Reviewer: John Meredith
The February issue of Touchstone included a review of the book, To be Fair by New Zealand District Court Judge, Rosemary Riddell. Many judges in New Zealand are women, including Chief Justice Helen Winkelmann. But there was a time when a woman presiding over a court of law was unthinkable.
That women’s roles were limited and predetermined was the message conveyed to Beth Allison Barr from her earliest years. She was taught that in the church and in society generally men lead and women follow; men wield authority and women obey. Why? Because the Bible teaches that this is the way God has designed creation. She was told repeatedly that marriage offered the highest fulfilment for a woman and that once married she would be expected to obey the ‘household codes’ in Ephesians 5:21-6:9, Colossians 3: 18-4:1 and 1 Peter 2:18-3:7. Other passages from 1 Corinthians 14 and 1 Timothy 2 were quoted to support the view that women must not teach or hold authority over men. A subordinate woman was a godly woman. This was stated to be gospel truth.
As a serious student Barr made her own study and came to believe that, rather than teaching that women must always be subservient to men, the so-called household codes were really challenging the gender hierarchy of the Roman Empire and urging Christians to uphold the worth and dignity of every human person.
Through her studies Barr was convinced that in 1 Corinthians 14:34-38 Paul was quoting the claims made by Corinthian male leaders that restricted a woman’s role and required women to be silent in church. Rather than agreeing Paul countered this with cutting sarcasm as he asked in effect, ‘Are you the only ones who understand God’s word?’ Barr saw Paul as affirming women as teachers and leaders by listing in Romans 16 the women who were his helpers. As a deacon Phoebe was invested with apostolic authority and Junias was described as prominent among the apostles. These were not subservient roles. Barr concluded that if women have been later kept out of leadership within the Christian community including preaching and priesthood, this has not been based on biblical authority.
Comment is made on opposition to gender neutral or inclusive language in modern Bible translations. Opponents see this as God’s word being subverted by liberal feminism but Barr is convinced that inclusive language is essential if the unlimited grace of God is to be made clear.

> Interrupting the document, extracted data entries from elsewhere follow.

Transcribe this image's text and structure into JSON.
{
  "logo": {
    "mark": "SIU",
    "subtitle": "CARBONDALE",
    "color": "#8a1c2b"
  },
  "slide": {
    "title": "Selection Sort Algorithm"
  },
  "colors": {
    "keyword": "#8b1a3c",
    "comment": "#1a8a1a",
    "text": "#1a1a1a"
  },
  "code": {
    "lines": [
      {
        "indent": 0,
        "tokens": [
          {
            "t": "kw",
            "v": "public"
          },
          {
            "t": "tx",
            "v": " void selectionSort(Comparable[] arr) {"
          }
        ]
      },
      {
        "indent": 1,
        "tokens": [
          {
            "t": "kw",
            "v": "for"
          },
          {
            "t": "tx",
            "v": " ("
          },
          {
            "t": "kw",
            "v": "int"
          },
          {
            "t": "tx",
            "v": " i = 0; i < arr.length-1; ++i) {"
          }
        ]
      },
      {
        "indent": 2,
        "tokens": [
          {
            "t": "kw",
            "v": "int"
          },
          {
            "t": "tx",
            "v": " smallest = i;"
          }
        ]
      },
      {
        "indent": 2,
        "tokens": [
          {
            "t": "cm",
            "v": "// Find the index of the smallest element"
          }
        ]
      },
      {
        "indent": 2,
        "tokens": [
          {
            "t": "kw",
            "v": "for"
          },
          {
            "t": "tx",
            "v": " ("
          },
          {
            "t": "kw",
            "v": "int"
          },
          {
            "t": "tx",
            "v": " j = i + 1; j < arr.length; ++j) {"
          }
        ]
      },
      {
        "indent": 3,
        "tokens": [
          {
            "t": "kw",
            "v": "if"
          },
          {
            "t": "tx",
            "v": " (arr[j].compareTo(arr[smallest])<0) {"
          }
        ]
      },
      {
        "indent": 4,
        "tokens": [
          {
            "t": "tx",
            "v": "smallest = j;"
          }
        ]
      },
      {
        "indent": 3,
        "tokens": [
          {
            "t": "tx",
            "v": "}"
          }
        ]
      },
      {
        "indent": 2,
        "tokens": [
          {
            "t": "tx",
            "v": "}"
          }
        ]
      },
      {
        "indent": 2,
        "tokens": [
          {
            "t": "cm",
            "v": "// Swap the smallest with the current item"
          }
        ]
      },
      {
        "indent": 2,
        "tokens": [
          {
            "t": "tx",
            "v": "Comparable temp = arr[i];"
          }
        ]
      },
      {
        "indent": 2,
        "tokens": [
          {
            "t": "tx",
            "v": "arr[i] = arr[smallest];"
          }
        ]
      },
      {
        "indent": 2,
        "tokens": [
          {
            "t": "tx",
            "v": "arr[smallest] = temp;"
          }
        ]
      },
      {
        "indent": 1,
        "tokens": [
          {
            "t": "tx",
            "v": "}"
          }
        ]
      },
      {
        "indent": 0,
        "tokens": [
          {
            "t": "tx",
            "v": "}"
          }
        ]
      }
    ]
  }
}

As an associate professor of history, Barr uses her scholarship to provide glimpses of how a masculine narrative of church history and a selective interpretation of scripture without consideration of its context has led to patriarchy being grafted on to the gospel. She illustrates this from her own painful experience of conservative evangelicalism. Even if this is not something we have experienced, the book is worth reading because Barr demonstrates clearly that rather than accepting traditional beliefs asking questions plays a key role in the search for religious truth.